Zuerst als Revisorin und ab 2011 als Moderatorin gehört sie zum OK der Jazz-Tage: «Es macht immer sehr viel Spass, diesen Anlass mit einem top motivierten Team zu organisieren. Die Freude an der Musik und die Freude der Besucher nach jedem Konzert haben mich motiviert, diesen Anlass weiterzuführen.» Gibt es Künstler, die sie gerne engagieren möchte? «Genial wäre, wenn wir die US-amerikanische Jazz- und Soulsängerin Dee Dee Bridgewater nach Langenthal holen könnten», sinniert die 45-Jährige. Neben der Musik zählen Reiten, Lesen und Kochen zu ihren Hobbys.

Blue Notes, Stilmix und viel Herzblut
Eines der Erfolgsgeheimnisse für den jahrelangen Publikumserfolg ist neben der musikalischen Qualität mit internationalen Topbands die Stilvielfalt und Offenheit der Macher für Neues und Unkonventionelles. So wurde an den 24. Jazz-Tagen erstmals eine kubanische Spitzenformation engagiert. Das ausverkaufte Konzert dauerte bis weit nach Mitternacht.

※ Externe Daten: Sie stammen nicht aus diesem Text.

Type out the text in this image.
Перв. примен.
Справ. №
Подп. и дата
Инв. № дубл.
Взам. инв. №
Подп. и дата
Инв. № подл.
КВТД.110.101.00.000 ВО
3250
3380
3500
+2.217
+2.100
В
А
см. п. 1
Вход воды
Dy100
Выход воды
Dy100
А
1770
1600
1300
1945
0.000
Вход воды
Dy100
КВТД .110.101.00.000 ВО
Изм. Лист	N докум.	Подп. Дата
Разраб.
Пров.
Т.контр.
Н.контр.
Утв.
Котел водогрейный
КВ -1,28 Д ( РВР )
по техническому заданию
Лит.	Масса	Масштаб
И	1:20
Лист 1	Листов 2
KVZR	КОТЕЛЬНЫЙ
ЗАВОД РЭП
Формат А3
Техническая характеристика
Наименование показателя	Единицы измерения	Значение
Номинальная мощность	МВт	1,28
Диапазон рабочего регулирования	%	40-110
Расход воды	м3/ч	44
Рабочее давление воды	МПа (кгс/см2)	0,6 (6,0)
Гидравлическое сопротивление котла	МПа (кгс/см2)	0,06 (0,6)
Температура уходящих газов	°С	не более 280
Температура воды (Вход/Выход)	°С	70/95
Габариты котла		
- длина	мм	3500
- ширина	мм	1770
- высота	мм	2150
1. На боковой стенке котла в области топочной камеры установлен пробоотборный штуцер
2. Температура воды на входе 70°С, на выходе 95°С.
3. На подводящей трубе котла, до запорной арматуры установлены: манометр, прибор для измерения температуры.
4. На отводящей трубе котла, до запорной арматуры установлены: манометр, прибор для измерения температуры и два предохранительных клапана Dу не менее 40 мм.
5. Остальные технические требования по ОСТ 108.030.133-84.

Mut für ein aussergewöhnliches Experiment zeigte das Team mit einem Konzert der Sängerin Vera Kaa und der Toggenburger Kult-Band «Die Regierung». «Die fünf Männer mit einer Beeinträchtigung spielen anders, schräg und sie verdienen es, auf einer grossen Bühne zu stehen», argumentiert Bruno Frangi und erinnert sich an ein weiteres berührendes Erlebnis mit dem Auftritt von Frederic Schlick. Unmittelbar nach dem Konzert fuhr der schwer kranke Akkordeonist zurück ins Strassburger Spital.
Heuer zum dritten Mal trat der 27-jährige Sinti-Gitarrist Gismo Graf auf, der mit seinem Trio in der Top Liga des Gypsy Jazz spielt. «Dieses Engagement ist zugleich eine Herzensangelegenheit, um Vorurteile gegenüber den Roma abzubauen, die eine eigenständige Kultur und musikalische Tradition haben», betont Bruno Frangi.
Über den Blues werden oft Zuhörer erreicht, die dadurch den alten Jazz entdecken. Speziell sind die Blues-Doppelkonzerte, welche jeweils in einer Jam-Session gipfeln. Auch Hackbrettvirtuose Nicolas Senn, R&B-Musiker Marc Sway und Soulsänger Seven begeisterten ein junges Publikum.
So werden auch nächstes Jahr Jazzflaggen im Stadtzentrum von Langenthal die 31. Jazz-Tage ankünden.